Departamento de Disciplinas Filosóficas, Metodológicas e Instrumentales, Centro Universitario de Ciencias de la Salud, Universidad de Guadalajara, Guadalajara, JAL, Mexico.
Laboratorio de Inmunodeficiencias y Retrovirus Humanos, Centro de Investigación Biomédica de Occidente, Instituto Mexicano del Seguro Social, Guadalajara, JAL, Mexico.
J Immunol Res. 2017;2017:1548905. doi: 10.1155/2017/1548905. Epub 2017 Nov 22.
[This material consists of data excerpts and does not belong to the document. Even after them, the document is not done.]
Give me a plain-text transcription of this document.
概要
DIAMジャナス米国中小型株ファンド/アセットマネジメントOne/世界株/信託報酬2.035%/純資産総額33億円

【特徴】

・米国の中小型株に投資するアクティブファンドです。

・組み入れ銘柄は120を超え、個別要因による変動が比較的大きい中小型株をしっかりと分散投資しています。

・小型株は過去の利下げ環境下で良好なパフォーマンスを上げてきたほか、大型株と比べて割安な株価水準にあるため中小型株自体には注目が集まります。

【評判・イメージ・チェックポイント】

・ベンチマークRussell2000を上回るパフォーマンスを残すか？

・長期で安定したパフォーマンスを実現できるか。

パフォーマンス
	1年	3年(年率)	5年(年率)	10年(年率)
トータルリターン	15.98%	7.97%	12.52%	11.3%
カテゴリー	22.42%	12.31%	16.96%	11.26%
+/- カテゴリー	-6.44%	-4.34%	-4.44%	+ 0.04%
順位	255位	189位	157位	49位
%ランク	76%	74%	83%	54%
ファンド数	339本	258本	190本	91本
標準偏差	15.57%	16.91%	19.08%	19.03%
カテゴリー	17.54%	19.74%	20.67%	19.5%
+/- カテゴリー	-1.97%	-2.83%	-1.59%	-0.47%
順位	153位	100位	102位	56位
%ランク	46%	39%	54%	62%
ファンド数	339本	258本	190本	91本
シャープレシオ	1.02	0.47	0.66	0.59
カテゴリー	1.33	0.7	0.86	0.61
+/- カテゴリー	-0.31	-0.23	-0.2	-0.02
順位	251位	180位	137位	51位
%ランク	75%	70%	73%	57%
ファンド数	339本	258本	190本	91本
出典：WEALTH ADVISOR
The serine incorporator 5 (SERINC5) is a recently discovered restriction factor that inhibits viral infectivity by preventing fusion. Retroviruses have developed strategies to counteract the action of SERINC5, such as the expression of proteins like negative regulatory factor (Nef), S2, and glycosylated Gag (glycoGag). These accessory proteins downregulate SERINC5 from the plasma membrane for subsequent degradation in the lysosomes. The observed variability in the action of SERINC5 suggests the participation of other elements like the envelope glycoprotein (Env) that modulates susceptibility of the virus towards SERINC5. The exact mechanism by which SERINC5 inhibits viral fusion has not yet been determined, although it has been proposed that it increases the sensitivity of the Env by exposing regions which are recognized by neutralizing antibodies. More studies are needed to understand the role of SERINC5 and to assess its utility as a therapeutic strategy.
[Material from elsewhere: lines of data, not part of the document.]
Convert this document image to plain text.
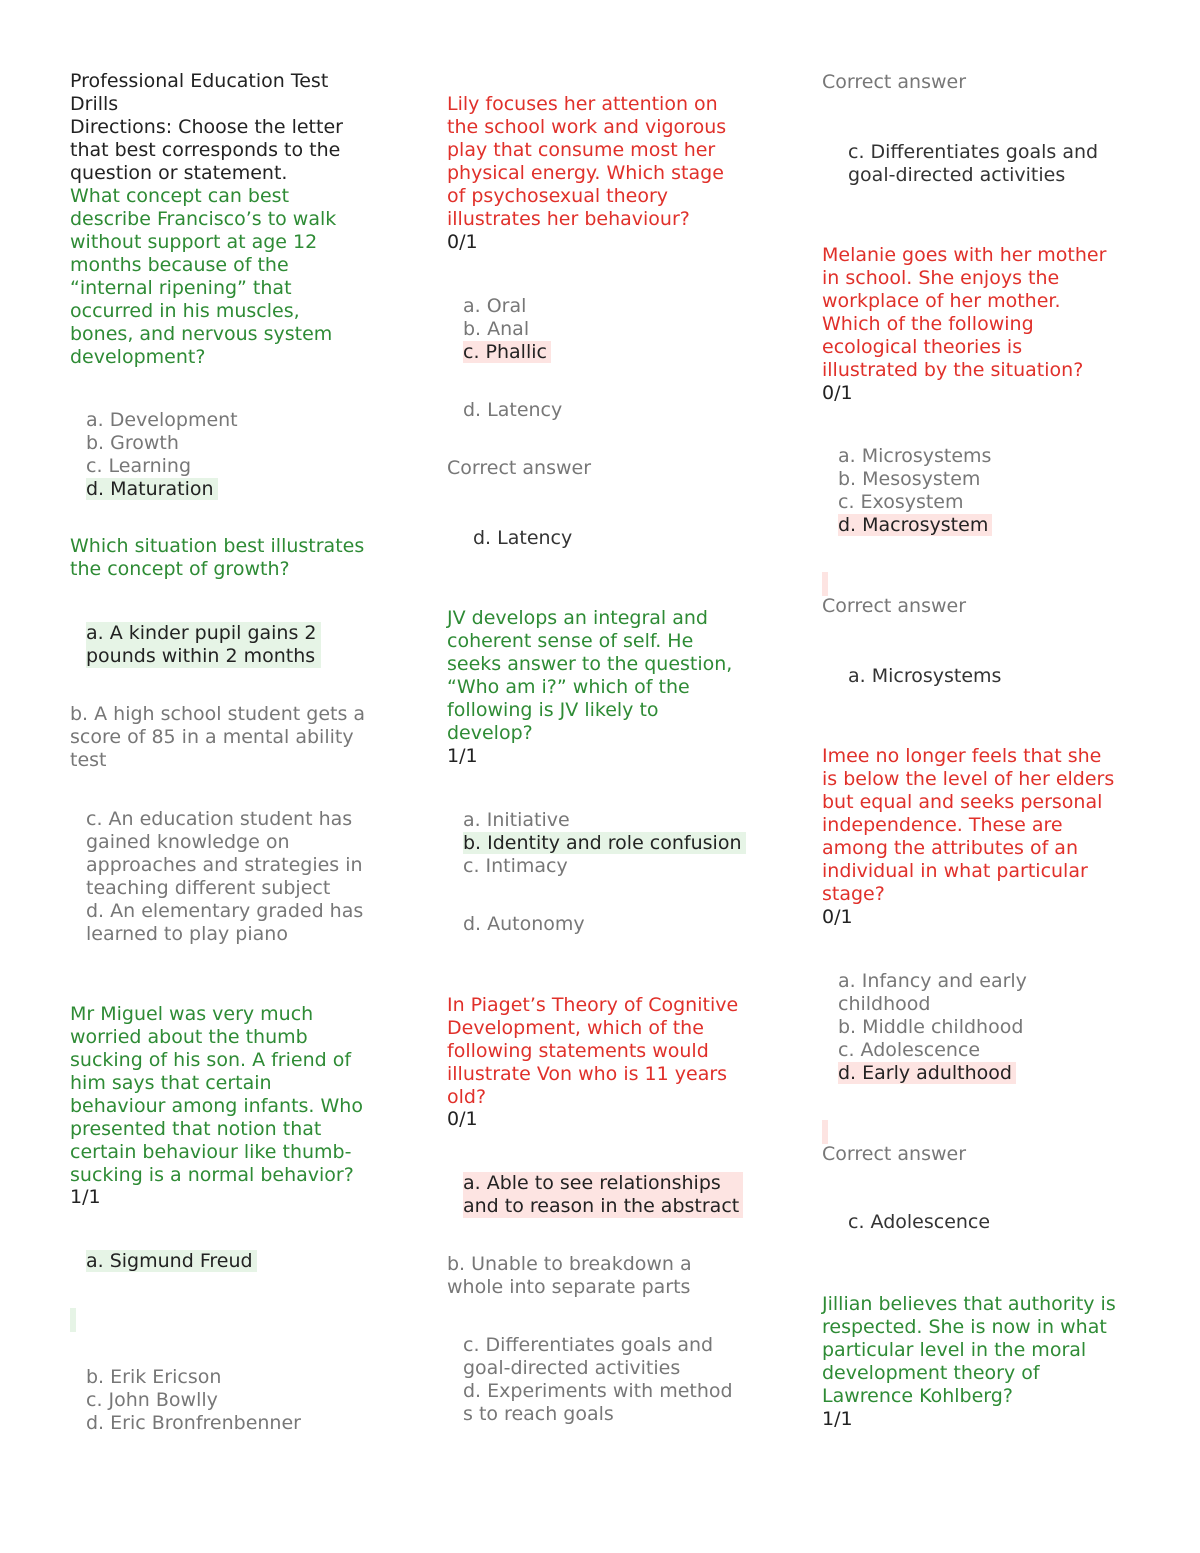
Professional Education Test
Drills
Directions: Choose the letter
that best corresponds to the
question or statement.
What concept can best
describe Francisco’s to walk
without support at age 12
months because of the
“internal ripening” that
occurred in his muscles,
bones, and nervous system
development?
a. Development
b. Growth
c. Learning
d. Maturation
Which situation best illustrates
the concept of growth?
a. A kinder pupil gains 2
pounds within 2 months
b. A high school student gets a
score of 85 in a mental ability
test
c. An education student has
gained knowledge on
approaches and strategies in
teaching different subject
d. An elementary graded has
learned to play piano
Mr Miguel was very much
worried about the thumb
sucking of his son. A friend of
him says that certain
behaviour among infants. Who
presented that notion that
certain behaviour like thumb-
sucking is a normal behavior?
1/1
a. Sigmund Freud
b. Erik Ericson
c. John Bowlly
d. Eric Bronfrenbenner
Lily focuses her attention on
the school work and vigorous
play that consume most her
physical energy. Which stage
of psychosexual theory
illustrates her behaviour?
0/1
a. Oral
b. Anal
c. Phallic
d. Latency
Correct answer
d. Latency
JV develops an integral and
coherent sense of self. He
seeks answer to the question,
“Who am i?” which of the
following is JV likely to
develop?
1/1
a. Initiative
b. Identity and role confusion
c. Intimacy
d. Autonomy
In Piaget’s Theory of Cognitive
Development, which of the
following statements would
illustrate Von who is 11 years
old?
0/1
a. Able to see relationships
and to reason in the abstract
b. Unable to breakdown a
whole into separate parts
c. Differentiates goals and
goal-directed activities
d. Experiments with method
s to reach goals
Correct answer
c. Differentiates goals and
goal-directed activities
Melanie goes with her mother
in school. She enjoys the
workplace of her mother.
Which of the following
ecological theories is
illustrated by the situation?
0/1
a. Microsystems
b. Mesosystem
c. Exosystem
d. Macrosystem
Correct answer
a. Microsystems
Imee no longer feels that she
is below the level of her elders
but equal and seeks personal
independence. These are
among the attributes of an
individual in what particular
stage?
0/1
a. Infancy and early
childhood
b. Middle childhood
c. Adolescence
d. Early adulthood
Correct answer
c. Adolescence
Jillian believes that authority is
respected. She is now in what
particular level in the moral
development theory of
Lawrence Kohlberg?
1/1
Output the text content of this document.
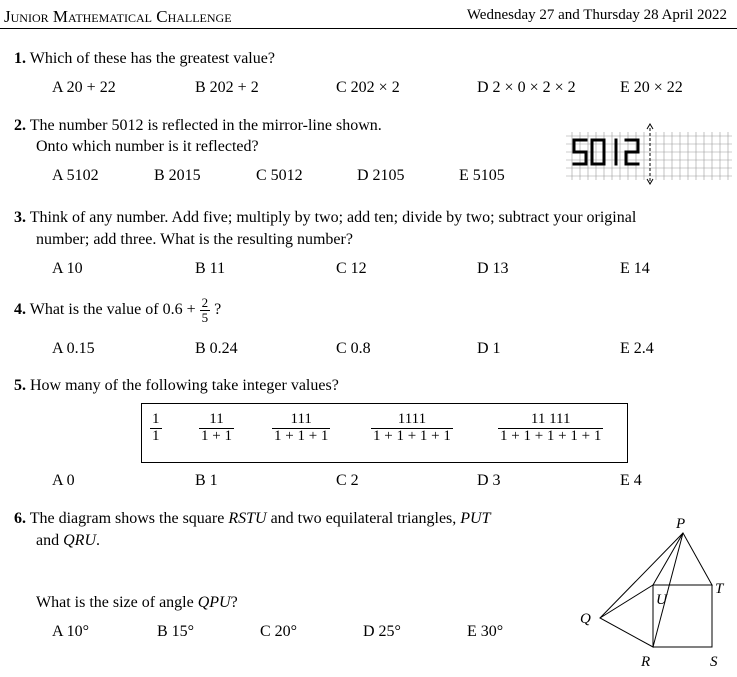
Junior Mathematical Challenge	Wednesday 27 and Thursday 28 April 2022
1. Which of these has the greatest value?
A 20 + 22	B 202 + 2	C 202 × 2	D 2 × 0 × 2 × 2	E 20 × 22
2. The number 5012 is reflected in the mirror-line shown.
Onto which number is it reflected?
A 5102	B 2015	C 5012	D 2105	E 5105
3. Think of any number. Add five; multiply by two; add ten; divide by two; subtract your original
number; add three. What is the resulting number?
A 10	B 11	C 12	D 13	E 14
4. What is the value of $0.6 + \frac{2}{5}$ ?
A 0.15	B 0.24	C 0.8	D 1	E 2.4
5. How many of the following take integer values?
$\frac{1}{1}$	$\frac{11}{1 + 1}$	$\frac{111}{1 + 1 + 1}$	$\frac{1111}{1 + 1 + 1 + 1}$	$\frac{11 111}{1 + 1 + 1 + 1 + 1}$
A 0	B 1	C 2	D 3	E 4
6. The diagram shows the square RSTU and two equilateral triangles, PUT
and QRU.
What is the size of angle QPU?
A 10°	B 15°	C 20°	D 25°	E 30°
P
Q
R	S
T
U
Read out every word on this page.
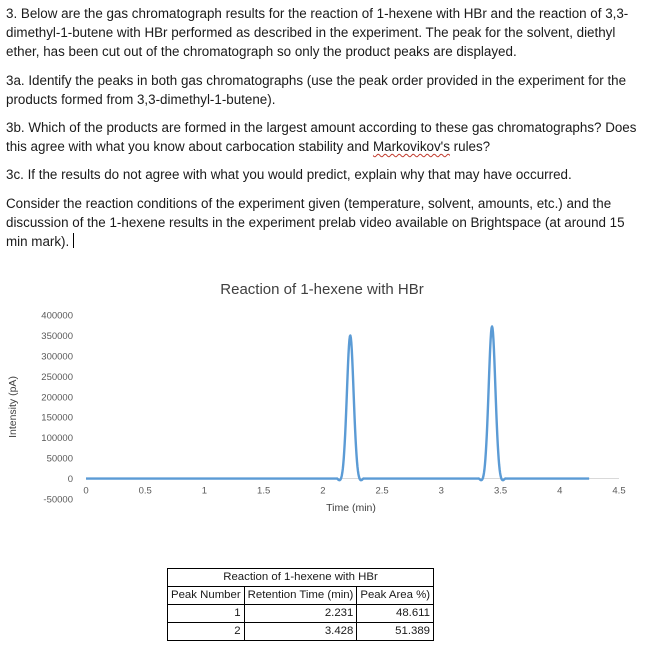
3. Below are the gas chromatograph results for the reaction of 1-hexene with HBr and the reaction of 3,3-dimethyl-1-butene with HBr performed as described in the experiment. The peak for the solvent, diethyl ether, has been cut out of the chromatograph so only the product peaks are displayed.

3a. Identify the peaks in both gas chromatographs (use the peak order provided in the experiment for the products formed from 3,3-dimethyl-1-butene).

3b. Which of the products are formed in the largest amount according to these gas chromatographs? Does this agree with what you know about carbocation stability and Markovikov's rules?

3c. If the results do not agree with what you would predict, explain why that may have occurred.

Consider the reaction conditions of the experiment given (temperature, solvent, amounts, etc.) and the discussion of the 1-hexene results in the experiment prelab video available on Brightspace (at around 15 min mark).

Reaction of 1-hexene with HBr
400000
350000
300000
250000
200000
150000
100000
50000
0
-50000
0	0.5	1	1.5	2	2.5	3	3.5	4	4.5
Time (min)
Intensity (pA)
Reaction of 1-hexene with HBr		
Peak Number	Retention Time (min)	Peak Area %)
1	2.231	48.611
2	3.428	51.389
丝氨酸整合因子 5(SERINC5)是一种新发现的限制因子,通过阻止融合来抑制病毒感染性。逆转录病毒已经开发出了对抗 SERINC5 作用的策略,例如表达负调节因子(Nef)、S2 和糖基化 Gag(glycoGag)等蛋白。这些辅助蛋白将 SERINC5 从质膜下调,随后在溶酶体中降解。SERINC5 作用的可观察到的变异性表明其他因素的参与,如包膜糖蛋白(Env),它调节病毒对 SERINC5 的易感性。尽管已经提出 SERINC5 通过暴露被中和抗体识别的区域来增加 Env 的敏感性,但它抑制病毒融合的确切机制尚未确定。需要更多的研究来了解 SERINC5 的作用,并评估其作为治疗策略的实用性。